February 29, 2008

TAKE A LEAP

Leapin' Lizards but Liz's character sure started something. Back when Julius Caesar was courting Cleopatra, he discovered that the Egyptian calendar had an extra day in it every four years, in order to bring it into alignment with the sun and moon. Julius wasn't too good at choosing friends (the back stabbers) but when he saw a good idea or apparently, a good looking woman, he wasn't afraid to steal them. Thus starteth the extra day in February, in any year divisible by 4.



Cleo, or was that Elizabeth Taylor, was no slouch at seizing upon an opportunity either (didn't she ask 9 or 10 men to marry her?). Mixing up my history a bit (it's more convenient this way), we learn that, in England, February 29 was ignored and had no legal status and therefore they assumed that longstanding traditions had no status either, on that day. Ergo, ipso facto ( ? ), women decided that this would be the one day in which they could ask a man to marry them. Actually, the Irish, always a little ahead in those days, decided back in the fifth century when St. Bridget complained to St Patrick about the reluctance of men to ask certain women to marry them, that February 29 would allow them the opportunity to reverse roles. It took the Scottish a little longer to figure out a way to profit from this practice, but in 1288 they passed a law allowing any woman to propose marriage to a man on Feb. 29 and if the man declined, he would have to pay a fine.

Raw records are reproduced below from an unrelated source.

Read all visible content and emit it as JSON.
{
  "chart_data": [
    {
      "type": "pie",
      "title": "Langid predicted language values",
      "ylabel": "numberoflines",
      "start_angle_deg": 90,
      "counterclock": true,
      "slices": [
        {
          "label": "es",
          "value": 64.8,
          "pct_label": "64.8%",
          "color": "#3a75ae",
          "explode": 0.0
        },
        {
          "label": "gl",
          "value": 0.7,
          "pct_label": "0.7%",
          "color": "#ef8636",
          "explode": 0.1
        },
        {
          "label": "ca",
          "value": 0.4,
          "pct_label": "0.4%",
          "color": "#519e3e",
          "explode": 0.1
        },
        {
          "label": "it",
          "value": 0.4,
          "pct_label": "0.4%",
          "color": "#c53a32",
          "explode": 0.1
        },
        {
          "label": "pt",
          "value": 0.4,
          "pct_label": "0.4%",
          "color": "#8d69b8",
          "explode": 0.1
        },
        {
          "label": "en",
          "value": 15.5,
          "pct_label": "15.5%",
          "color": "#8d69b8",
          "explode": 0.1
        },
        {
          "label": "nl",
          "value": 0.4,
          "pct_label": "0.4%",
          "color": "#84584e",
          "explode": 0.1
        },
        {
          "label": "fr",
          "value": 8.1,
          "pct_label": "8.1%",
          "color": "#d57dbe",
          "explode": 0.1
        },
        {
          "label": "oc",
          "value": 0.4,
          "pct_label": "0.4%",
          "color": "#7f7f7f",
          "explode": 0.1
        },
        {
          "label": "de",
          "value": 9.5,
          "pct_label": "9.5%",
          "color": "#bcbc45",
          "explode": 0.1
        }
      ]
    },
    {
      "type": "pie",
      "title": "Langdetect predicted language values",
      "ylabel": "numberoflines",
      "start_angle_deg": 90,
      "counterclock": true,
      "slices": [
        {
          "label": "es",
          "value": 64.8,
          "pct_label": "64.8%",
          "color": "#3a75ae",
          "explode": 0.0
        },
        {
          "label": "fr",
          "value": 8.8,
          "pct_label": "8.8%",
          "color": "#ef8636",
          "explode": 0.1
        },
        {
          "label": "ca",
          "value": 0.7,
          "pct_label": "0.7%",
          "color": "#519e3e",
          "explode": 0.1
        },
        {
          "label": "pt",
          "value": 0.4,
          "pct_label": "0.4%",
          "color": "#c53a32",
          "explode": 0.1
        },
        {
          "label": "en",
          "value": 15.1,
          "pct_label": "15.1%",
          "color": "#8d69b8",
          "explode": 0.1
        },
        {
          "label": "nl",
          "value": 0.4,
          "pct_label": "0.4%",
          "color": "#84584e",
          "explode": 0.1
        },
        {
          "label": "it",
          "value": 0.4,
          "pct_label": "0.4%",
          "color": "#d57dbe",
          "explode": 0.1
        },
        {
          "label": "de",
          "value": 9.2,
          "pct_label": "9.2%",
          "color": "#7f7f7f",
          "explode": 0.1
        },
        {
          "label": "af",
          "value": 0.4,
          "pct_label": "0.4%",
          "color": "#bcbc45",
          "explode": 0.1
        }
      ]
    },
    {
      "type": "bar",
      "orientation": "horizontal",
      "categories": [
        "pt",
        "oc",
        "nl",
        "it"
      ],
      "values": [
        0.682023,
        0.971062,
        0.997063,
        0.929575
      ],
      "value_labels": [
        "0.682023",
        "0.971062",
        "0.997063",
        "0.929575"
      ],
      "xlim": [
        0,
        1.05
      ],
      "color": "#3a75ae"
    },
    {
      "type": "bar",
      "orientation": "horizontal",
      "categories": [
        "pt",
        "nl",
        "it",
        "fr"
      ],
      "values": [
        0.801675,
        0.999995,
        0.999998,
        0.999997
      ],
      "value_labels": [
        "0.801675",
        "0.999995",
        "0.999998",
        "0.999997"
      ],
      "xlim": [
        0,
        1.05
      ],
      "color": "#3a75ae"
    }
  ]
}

Leaping forward to the 1930's, we find that a very popular comic strip named L'il Abner created a special day called Sadie Hawkins Day in November, but was often celebrated with dances and parties on February 29, thus giving the high school dateless a chance to co mingle as a result of a girl asking any boy in the vicinity to the school dance on that day. I don't know if there is a moral to this story, or even if there is a story to this moral, but gentlemen be very careful out there today. And, if you see Liz walking your way, try not to make eye contact.